PER MARIA BORIO la poesia è invece un delfino, «animale coraggioso». Poetessa anch’ella (nel 2017 è uscito L’altro limite, LietoColle/ Pordenonelegge), ha pubblicato un utilissimo saggio sulla poesia italiana dal 1970 al 2000, Poetiche e individui, dove analizza stili e visioni del secondo Novecento, registrando l’emersione delle voci femminili, in reazione all’egemonia maschile: «Ma oggi è improprio parlare di poesia con caratteristiche femminili, anacronistico, come pensare all’attualità del femminismo in quanto forza ideologica. Il genere è una questione ben più complessa rispetto alla definizione di caratteristiche al femminile. Oltre le differenze biologiche e psicologiche, e i rapporti sociali, i generi parlano di un rinnovamento della percezione e delle dinamiche antropologiche della realtà. Nel confronto tra le vecchie e le nuove generazioni è evidente». La novità è che le donne ora sono più presenti come autrici: «Le statistiche confermano che in Italia il pubblico dei lettori è per la maggior parte femminile – ricorda Borio –. Un bel saggio di Alain Badiou, La vera vita, descrive lo stato attuale dei giovani occidentali.

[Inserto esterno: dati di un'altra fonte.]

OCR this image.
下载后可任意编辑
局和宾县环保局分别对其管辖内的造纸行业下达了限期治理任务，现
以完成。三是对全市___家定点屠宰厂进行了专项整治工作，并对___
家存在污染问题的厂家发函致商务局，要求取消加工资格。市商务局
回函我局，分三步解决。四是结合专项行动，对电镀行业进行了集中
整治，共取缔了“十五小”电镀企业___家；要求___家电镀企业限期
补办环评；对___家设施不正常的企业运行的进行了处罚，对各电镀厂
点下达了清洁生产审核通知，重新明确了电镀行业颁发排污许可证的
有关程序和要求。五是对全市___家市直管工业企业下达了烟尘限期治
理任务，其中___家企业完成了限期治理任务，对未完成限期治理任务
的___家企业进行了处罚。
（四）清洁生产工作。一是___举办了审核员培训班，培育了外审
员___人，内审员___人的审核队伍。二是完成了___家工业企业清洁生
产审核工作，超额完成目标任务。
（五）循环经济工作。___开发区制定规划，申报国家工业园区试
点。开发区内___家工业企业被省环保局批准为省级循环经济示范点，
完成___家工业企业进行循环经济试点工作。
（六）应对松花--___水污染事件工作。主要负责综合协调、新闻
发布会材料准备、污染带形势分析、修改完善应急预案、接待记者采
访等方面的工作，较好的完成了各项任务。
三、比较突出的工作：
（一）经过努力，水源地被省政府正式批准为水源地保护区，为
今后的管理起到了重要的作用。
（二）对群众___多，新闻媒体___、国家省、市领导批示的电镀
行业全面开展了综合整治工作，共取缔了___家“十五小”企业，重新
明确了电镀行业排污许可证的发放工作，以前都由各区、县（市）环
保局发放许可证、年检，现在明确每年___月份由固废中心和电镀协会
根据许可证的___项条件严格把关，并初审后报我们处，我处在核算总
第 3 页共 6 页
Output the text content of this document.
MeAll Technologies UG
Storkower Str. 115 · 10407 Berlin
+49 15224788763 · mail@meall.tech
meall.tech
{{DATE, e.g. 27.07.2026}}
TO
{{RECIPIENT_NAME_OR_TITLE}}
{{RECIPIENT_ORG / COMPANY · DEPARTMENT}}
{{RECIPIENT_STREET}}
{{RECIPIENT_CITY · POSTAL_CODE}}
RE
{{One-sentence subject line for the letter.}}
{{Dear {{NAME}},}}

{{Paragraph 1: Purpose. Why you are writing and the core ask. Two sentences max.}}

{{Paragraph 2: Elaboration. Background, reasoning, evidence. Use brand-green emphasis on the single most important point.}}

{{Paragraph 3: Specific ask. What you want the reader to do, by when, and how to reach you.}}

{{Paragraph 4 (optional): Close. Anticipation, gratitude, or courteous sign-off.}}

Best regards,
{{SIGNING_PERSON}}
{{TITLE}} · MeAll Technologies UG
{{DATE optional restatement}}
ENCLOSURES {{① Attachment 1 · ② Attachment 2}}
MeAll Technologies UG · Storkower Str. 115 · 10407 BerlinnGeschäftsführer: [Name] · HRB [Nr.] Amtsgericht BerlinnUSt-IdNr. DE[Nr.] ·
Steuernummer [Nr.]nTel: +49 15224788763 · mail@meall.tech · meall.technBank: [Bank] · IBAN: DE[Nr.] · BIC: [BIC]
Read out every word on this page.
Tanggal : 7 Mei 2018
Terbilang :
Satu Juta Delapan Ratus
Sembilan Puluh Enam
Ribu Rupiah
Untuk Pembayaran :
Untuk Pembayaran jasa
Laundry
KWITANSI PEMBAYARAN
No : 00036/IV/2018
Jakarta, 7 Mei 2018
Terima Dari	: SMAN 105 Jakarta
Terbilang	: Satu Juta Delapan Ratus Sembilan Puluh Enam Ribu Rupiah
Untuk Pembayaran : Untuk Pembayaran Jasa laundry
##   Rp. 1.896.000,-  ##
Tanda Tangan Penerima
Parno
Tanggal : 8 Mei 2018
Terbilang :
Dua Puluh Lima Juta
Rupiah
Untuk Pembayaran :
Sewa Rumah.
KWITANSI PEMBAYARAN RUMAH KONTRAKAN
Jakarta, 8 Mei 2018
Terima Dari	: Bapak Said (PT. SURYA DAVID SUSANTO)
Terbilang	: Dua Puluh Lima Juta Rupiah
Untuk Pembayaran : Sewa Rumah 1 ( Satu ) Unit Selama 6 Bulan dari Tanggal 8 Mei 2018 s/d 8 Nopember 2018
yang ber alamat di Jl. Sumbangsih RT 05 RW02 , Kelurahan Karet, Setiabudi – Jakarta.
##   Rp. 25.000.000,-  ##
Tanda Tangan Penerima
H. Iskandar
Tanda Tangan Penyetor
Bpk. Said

Mette in luce come negli ultimi decenni la base forte del mondo culturale occidentale sia alimentato e sostenuto dalle ragazze. Prospetta un futuro culturale in mano alle donne, cui si dovrebbe persino chiedere di ripristinare un equilibrio di generi». Ci saranno sempre più poetesse. O «poete», il plurale femminile che usa Genti. Ma non è cacofonico? «Sì, è più bello poetesse di poete, ma poeti è più bello di poetesse. Prova a farti chiamare poetesso! ». Di certo, gli editori cercano altri autori che possano avere il seguito di Guido Catalano, un poetesso di successo. Possibilmente donna: insomma, cercano Miss Poesia. Così si chiamava la trasmissione Rai dove si conobbero Genti e Leardini. A fine intervista arriva Babollo, il gatto di Genti, attratto dai flash della macchina fotografica che colpiscono i suoi occhi. Fa le fusa a Leardini, che sorride: «Ha riconosciuto la strega che è in me». O forse vuole mangiarsi la rondine bianca.